Reading some of the British press reviews, I was struck by the phrase, “first new episode in 16 years.” I went straight to my guide book, and sure enough, the last original episode, “Survival,” aired in 1989. It made me feel very old.

From most accounts, this continuation is something old and something new. (The TARDIS is, of course, both borrowed and blue.) It goes back to its roots as a show designed to scare the kids into hiding behind the sofa. There are nods to the past, including the resurrection of the Autons, animated department store dummies introduced during the ’70s. However, it does away with the wobbly, cardboard sets and introduces a lightning-fast pace. Most noticeably, it does away with the old format of four half-hour episodes per story, in favor of 45-minute, stand-alone installments.

It sounds good to me. While I’m certainly enough of a traditionalist to think fondly of the serialized, cliffhanging classic Doctor Who, I acknowledge that the third episode of a four-parter was usually just a bunch of pointless running around.

The show was created in the early ’60s, when audiences were accustomed to a slow build.

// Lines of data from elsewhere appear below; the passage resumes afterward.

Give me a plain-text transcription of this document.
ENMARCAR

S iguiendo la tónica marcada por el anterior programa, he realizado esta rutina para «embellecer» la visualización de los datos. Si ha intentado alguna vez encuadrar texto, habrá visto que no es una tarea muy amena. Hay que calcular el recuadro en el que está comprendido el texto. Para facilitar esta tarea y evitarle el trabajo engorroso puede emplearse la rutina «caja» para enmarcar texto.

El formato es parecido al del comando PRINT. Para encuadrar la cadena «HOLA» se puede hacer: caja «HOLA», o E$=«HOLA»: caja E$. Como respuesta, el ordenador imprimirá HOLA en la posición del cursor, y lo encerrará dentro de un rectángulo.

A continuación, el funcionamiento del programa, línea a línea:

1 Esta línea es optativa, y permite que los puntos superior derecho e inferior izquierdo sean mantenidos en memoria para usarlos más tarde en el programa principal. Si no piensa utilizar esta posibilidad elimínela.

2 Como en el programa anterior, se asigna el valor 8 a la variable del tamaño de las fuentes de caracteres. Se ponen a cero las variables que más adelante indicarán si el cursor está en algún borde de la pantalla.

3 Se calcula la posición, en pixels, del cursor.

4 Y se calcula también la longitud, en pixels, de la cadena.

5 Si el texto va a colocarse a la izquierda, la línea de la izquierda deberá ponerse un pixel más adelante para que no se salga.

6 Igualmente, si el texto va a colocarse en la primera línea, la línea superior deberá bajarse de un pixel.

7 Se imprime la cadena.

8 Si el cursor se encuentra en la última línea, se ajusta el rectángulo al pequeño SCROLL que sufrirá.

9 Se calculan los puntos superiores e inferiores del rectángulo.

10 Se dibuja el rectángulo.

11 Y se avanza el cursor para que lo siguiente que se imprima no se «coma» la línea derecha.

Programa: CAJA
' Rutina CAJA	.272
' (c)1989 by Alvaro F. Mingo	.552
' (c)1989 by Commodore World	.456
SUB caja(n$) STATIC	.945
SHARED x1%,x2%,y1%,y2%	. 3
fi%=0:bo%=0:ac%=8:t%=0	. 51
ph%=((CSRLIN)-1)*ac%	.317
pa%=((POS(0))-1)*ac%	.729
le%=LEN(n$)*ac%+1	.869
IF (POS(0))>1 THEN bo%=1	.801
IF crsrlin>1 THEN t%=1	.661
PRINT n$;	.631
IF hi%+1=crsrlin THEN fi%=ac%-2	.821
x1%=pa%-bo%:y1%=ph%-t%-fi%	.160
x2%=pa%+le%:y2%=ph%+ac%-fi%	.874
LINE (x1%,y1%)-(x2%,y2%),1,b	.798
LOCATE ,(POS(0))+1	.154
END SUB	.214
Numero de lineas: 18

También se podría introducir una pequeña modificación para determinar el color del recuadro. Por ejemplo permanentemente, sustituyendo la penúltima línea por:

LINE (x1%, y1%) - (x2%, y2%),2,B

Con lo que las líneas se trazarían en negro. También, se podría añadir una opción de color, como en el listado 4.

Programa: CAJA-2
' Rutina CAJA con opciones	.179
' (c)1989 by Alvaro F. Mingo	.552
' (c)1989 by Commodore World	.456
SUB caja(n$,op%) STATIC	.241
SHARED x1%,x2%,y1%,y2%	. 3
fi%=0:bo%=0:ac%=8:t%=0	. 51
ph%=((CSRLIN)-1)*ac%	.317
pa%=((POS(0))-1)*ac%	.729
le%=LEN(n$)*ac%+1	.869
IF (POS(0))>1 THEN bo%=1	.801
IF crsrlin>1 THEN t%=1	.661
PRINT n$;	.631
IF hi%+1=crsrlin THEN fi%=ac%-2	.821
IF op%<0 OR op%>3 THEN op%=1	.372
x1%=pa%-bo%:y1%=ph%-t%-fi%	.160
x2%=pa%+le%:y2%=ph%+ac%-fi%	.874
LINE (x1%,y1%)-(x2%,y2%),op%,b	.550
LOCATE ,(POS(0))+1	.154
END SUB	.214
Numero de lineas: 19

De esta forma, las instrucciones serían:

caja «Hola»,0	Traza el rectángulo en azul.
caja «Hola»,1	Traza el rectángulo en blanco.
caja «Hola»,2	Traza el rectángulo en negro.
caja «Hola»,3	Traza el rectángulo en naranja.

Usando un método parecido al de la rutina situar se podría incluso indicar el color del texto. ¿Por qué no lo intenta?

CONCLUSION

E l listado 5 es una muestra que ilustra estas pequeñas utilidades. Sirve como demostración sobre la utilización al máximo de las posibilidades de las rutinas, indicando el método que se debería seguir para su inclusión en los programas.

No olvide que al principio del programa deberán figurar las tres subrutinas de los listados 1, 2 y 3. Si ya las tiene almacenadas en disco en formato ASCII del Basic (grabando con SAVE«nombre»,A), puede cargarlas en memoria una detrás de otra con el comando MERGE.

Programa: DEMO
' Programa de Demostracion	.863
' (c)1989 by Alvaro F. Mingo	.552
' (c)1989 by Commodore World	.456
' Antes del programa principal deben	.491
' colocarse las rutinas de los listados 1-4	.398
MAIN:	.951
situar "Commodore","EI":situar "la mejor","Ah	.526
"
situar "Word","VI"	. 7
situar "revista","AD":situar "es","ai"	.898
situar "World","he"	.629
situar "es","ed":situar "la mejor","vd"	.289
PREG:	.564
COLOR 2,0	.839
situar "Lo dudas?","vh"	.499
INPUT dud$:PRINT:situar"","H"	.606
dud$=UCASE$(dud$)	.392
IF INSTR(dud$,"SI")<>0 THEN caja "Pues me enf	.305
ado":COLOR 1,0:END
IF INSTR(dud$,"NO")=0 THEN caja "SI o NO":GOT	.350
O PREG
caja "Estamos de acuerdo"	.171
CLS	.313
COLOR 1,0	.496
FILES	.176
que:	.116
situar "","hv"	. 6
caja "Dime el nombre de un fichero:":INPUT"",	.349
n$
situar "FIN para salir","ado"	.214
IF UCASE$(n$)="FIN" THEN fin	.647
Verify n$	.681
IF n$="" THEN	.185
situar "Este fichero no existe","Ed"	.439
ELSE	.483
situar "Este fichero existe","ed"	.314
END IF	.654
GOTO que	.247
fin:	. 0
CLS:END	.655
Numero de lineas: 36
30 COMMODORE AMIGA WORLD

But times change, and nostalgia for its own sake can be self-defeating. Furthermore, half-hour dramas are hard to sell in syndication, and serialized half-hours nearly impossible. Television is still a business.

I suspect that some old-time fans will hate the new show. That’s not especially surprising. It’s been my experience that a sci-fi series’ diehard followers are also its harshest critics when it inevitably fails to hold true to the idealized version they hold in their heads.

I think they’ll dislike it precisely because it sticks to its kids’ show origins. For the past 15 years, many of the spin-off novels and audio plays have built on a darker theme introduced during the original TV series’ last few years. They’ve tried to reposition Doctor Who as science-fiction for adults.

My feeling is that fans realize that they’ve grown up since they fell in love with the Doctor, and they demand that the show grow with them. After all, it’s bad enough to be branded a sci-fi geek, even worse to be seen as an adult obsessed with a kids’ show. And so, in the long hiatus between televised adventures, Doctor Who became a franchise weighed down by adult themes.

The funny thing is that despite this desire for maturity, Who fandom has traditionally rejected the introduction of a sexual interest on the part of the title character. Instead, they’ve created a vast backstory to make it painfully clear that Time Lords do not, not, not ever have sex, despite plenty of contrary evidence. The Doctor’s original companion was his granddaughter Susan, yet many fans choose to ignore this repeatedly stated familial relationship, because it assumes that at some point the Doctor got it on.

Ironically, this attitude can be directly attributed to Doctor Who‘s kids’ show origins. The Doctor had a tendency to take pretty, young women as his travelling companions, and therefore the producers had to insist to concerned parents that there was “no hanky-panky in the TARDIS.” Somehow, this got mistranslated into the notion that the entire Time Lord race was asexual. (I assumed that they simply didn’t go in for humans and/or that the Doctor preferred to keep things on a professional level.)

For my part, I look forward to the opportunity for new adventures with the good ol’ Doctor, sex or no sex. After all, even a Time Lord shouldn’t have much time for hanky-panky when he’s busy saving the universe. As he famously said, “Somewhere there’s danger, somewhere there’s injustice, and somewhere else the tea is getting cold.” Save us, Doctor!